Optimal Estimators for Entropy, Support Size, and Related Properties

Gregory Valiant
University of California, Berkeley
March 19, 2012

In joint work with Paul Valiant, we consider the tasks of estimating a broad class of statistical properties, which includes support size, entropy, and various distance metrics between pairs of distributions. Our estimators are the first proposed estimators for these properties which use a sub-linear number of samples, and are based on a novel approach of approximating the portion of the distribution from which one has seen no samples. There are several implications of our results, including resolving the sample complexity of the ‘distinct elements problem’ (given a vector of length n, how many indices must one query to accurately estimate the number of distinct elements?), and entropy estimation (given samples from a distribution of support n, how many samples are necessary to estimate the entropy to within an additive constant?); we show that for both problems, on the order of n/log n samples are sufficient.

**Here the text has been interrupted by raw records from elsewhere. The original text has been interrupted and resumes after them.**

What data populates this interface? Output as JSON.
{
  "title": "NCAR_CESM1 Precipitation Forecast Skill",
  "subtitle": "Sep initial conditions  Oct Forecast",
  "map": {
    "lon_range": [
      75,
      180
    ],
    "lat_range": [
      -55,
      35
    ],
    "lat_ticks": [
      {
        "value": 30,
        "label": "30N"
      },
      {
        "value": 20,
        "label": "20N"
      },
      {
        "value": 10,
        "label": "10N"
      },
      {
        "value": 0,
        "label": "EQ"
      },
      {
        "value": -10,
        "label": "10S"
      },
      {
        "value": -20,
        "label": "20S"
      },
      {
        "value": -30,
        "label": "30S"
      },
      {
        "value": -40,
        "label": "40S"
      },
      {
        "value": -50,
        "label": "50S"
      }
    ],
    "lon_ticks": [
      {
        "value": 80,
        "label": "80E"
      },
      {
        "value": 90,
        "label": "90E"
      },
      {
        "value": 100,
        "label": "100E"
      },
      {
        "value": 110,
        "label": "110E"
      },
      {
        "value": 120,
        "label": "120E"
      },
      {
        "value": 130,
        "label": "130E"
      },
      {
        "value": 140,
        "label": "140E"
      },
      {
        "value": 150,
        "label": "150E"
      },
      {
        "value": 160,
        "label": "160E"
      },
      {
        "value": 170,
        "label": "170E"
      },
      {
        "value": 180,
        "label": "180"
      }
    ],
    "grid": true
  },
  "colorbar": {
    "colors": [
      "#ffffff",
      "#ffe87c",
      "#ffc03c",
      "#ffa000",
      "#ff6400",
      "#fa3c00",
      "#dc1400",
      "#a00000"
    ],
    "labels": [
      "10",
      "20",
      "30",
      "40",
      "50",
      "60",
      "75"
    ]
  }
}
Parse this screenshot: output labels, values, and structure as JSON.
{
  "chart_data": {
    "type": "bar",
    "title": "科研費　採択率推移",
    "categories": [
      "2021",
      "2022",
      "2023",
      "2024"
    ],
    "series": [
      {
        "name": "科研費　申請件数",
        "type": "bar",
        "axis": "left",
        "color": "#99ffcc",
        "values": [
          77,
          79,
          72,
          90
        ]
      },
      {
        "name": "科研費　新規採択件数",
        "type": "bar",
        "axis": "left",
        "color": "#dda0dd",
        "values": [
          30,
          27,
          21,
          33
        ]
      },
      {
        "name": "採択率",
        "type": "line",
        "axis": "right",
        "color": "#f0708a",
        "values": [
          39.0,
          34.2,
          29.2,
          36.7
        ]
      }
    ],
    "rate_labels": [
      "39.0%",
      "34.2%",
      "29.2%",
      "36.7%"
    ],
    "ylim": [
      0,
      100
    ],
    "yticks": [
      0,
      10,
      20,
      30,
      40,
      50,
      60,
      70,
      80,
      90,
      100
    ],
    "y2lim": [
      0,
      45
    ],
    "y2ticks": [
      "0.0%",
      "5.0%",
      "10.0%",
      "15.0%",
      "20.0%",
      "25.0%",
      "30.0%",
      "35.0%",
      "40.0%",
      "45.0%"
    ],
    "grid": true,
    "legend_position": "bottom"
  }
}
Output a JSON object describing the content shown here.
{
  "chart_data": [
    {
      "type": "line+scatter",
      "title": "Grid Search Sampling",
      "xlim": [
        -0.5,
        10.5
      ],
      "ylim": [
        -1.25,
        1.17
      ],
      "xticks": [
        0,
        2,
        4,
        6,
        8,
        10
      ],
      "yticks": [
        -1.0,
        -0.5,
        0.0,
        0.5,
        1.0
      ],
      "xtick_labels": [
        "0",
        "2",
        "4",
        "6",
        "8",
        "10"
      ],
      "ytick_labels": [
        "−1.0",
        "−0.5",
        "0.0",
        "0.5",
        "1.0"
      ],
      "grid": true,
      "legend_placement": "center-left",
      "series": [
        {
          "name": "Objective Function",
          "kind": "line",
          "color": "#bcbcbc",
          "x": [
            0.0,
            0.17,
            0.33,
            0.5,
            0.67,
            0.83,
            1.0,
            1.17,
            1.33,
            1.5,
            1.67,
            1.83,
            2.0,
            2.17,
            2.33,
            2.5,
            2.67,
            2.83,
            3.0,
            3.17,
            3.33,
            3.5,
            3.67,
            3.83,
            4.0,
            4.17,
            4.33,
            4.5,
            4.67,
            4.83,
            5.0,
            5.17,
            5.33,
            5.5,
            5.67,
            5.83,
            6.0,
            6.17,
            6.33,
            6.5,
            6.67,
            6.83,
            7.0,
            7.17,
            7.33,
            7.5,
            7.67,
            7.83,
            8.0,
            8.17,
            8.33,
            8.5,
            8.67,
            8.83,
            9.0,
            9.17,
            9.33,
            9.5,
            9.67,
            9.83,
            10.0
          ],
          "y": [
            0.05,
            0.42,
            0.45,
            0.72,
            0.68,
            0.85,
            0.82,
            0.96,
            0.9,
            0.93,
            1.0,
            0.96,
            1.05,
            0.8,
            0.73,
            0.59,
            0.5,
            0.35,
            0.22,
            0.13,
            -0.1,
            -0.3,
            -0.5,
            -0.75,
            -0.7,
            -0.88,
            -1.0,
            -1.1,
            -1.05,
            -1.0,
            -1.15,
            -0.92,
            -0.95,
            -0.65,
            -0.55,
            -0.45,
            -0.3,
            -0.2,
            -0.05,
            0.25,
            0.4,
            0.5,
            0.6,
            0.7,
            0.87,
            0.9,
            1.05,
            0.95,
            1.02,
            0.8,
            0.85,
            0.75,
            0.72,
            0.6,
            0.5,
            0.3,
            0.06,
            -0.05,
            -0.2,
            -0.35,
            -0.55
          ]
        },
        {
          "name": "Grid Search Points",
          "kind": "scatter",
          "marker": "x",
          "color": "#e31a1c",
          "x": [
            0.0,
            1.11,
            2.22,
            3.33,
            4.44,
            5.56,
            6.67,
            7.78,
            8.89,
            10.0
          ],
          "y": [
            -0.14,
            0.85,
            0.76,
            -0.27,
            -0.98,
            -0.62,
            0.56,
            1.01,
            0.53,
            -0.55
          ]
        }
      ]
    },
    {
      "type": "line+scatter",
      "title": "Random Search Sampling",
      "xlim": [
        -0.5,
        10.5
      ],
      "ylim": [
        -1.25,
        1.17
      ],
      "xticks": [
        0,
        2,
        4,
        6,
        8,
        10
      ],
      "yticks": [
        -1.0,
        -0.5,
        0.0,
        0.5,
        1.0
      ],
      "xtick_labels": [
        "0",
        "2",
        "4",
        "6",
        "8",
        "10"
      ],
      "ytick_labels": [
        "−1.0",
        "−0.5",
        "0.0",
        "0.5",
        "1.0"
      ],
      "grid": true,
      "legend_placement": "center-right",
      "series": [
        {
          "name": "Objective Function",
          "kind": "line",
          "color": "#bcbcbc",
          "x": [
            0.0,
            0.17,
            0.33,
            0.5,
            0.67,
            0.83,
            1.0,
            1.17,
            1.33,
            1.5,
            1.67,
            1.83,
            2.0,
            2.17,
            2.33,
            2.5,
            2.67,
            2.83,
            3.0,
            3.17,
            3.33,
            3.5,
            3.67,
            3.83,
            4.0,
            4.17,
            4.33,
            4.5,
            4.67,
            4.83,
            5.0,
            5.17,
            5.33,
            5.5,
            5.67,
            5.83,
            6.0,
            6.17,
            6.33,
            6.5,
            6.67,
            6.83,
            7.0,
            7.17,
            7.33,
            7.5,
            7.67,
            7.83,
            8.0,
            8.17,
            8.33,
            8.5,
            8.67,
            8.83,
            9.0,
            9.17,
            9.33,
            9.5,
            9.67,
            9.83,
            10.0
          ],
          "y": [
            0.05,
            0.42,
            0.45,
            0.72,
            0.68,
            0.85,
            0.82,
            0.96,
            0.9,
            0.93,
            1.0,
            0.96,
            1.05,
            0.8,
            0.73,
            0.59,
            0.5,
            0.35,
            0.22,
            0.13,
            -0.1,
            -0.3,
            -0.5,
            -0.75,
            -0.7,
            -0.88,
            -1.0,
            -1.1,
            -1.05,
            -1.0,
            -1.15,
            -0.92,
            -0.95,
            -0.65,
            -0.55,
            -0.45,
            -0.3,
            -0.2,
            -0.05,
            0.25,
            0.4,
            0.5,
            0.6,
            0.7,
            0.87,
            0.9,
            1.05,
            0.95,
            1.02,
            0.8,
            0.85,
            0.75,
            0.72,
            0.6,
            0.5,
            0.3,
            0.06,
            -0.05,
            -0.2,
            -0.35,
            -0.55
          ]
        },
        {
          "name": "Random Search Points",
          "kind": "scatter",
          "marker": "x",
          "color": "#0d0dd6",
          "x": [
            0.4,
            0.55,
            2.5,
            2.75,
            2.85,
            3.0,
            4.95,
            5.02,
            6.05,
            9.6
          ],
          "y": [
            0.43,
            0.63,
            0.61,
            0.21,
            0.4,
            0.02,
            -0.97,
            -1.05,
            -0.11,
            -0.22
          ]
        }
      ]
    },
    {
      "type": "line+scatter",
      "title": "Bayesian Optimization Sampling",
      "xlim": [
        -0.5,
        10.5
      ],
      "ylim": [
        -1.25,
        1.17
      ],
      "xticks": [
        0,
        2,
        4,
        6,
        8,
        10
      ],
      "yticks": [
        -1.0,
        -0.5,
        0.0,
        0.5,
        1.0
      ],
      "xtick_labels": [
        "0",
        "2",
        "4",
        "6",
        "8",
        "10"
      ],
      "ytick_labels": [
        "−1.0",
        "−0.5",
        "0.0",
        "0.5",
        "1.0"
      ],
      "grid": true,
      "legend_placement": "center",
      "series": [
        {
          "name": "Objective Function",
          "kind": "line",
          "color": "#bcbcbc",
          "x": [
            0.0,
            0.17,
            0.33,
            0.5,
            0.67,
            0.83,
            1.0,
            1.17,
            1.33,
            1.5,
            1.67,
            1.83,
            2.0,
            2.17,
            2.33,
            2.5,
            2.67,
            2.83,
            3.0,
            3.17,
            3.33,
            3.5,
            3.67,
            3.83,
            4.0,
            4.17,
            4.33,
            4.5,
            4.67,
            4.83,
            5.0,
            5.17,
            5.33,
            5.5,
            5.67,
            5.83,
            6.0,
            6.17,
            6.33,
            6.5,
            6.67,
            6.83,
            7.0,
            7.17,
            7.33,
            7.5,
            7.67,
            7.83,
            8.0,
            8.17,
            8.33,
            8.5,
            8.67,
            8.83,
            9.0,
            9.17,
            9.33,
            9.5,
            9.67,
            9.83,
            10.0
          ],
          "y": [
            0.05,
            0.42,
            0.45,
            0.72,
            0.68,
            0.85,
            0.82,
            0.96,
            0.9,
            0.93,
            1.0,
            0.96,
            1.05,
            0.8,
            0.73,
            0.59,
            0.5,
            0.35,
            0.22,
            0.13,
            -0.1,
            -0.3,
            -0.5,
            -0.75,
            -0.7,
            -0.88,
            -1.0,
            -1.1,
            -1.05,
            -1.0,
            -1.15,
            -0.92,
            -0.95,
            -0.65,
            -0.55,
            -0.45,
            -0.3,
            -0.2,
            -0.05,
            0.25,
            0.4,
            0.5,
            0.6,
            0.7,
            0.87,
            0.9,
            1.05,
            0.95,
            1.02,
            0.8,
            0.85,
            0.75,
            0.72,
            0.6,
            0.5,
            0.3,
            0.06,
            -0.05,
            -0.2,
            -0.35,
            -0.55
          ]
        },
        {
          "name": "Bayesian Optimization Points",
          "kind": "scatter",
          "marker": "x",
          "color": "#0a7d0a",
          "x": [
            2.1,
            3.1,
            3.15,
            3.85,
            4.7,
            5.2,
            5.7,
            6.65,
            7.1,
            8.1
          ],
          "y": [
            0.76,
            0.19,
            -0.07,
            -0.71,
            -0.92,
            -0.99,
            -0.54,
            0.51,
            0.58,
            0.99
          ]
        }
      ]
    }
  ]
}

Additionally, we show that, up to constant factors, our estimators are optimal, improving significantly upon the prior lower-bounds. The analysis of our matching lower bounds makes crucial use of two new multivariate central limit theorems that appear quite natural and general. The first is proven directly via Stein's method; the second is proven in terms of the first using a recent generalization of Newton's inequalities. The talk will include a high level overview of these techniques, and their application both in our context and more generally.